There are also other practical complications such as the effect of illumination on image quality and estimation errors as animal density changes.
Analysis of locomotor problems
In the case of locomotor problem analysis, artificial intelligence has advantages such as the automation of the evaluation.
- Locomotor problems in chicken production can affect between 15-25% of the population and severely affect their welfare by preventing the development of expected behaviors such as eating and drinking.
- The conventional method of lameness assessment consists of a visual inspection of the chickens’ gait and scoring on a scale of 0 to 5, with 5 being the score that reflects the most difficulty in walking.
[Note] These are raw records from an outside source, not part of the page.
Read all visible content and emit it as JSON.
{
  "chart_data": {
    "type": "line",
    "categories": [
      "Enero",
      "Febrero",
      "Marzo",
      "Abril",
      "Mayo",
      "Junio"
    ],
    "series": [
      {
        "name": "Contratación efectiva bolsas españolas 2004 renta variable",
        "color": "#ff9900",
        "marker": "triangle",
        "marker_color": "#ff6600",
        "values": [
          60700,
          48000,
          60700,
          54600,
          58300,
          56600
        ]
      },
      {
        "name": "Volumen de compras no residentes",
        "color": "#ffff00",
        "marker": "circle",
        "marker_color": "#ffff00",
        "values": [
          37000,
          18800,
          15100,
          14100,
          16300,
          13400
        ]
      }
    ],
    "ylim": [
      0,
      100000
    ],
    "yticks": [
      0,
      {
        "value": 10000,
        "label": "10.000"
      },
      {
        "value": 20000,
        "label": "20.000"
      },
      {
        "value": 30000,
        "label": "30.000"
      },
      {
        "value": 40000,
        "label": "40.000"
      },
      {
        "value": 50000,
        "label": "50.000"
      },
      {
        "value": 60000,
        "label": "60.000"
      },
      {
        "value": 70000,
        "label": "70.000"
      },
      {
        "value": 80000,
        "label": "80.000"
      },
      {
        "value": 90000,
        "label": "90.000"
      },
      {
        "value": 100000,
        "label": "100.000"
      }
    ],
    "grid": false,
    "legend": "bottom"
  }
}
This procedure requires experience, time and is performed individually per bird.
- This provides an objective and more practical analysis of the chickens’ gait.
Health problems assessment
Research with this technology reports identifying birds with problems with better accuracy compared to the conventional method, which represents an advance in favor of animal welfare by being able to identify health problems in a timely manner and take corrective and preventive actions.
However, there are also technical limitations in the use of these tools, since images of lateral positions of the birds are required to evaluate their gait, while obtaining images from above or on top of the birds is less invasive.
- Likewise, these investigations were carried out in controlled environments and the movement of the birds was temporarily restricted to facilitate the capture of individual information.
The assessment of health problems has been studied with various approaches using artificial intelligence.
- Examples include the assessment of caloric stress using images captured with infrared technology and their subsequent analysis with machine learning.
Motion and behavioral change monitoring systems
Behavioral changes in birds undergoing infectious processes and even changes in color and viscosity of excreta have also been evaluated as indicators of health, but the practical limitations are similar to those mentioned above.
USE OF ARTIFICIAL INTELLIGENCE: BASED ON RESOURCE INDICATORS
Other applications of artificial intelligence for the assessment of animal welfare based on resource indicators are those used to measure changes in temperature, humidity and other environmental conditions on the poultry farm in an automated manner.
The goal of their use is better resource management to ensure poultry care and minimize environmental impact.
CONCLUSION
In conclusion, the use of artificial intelligence tools poses several solutions to current challenges in poultry production.
- However, its application still has limitations and is oriented to integrated systems or systems with a certain degree of technological advancement.
- Nevertheless, there are benefits for poultry welfare if their integration into production sites is achieved.
It is important to mention that the use of this technology still requires the operator to make decisions and it is the responsibility of the producer, veterinarian and farm personnel to take care of the birds’ care and welfare.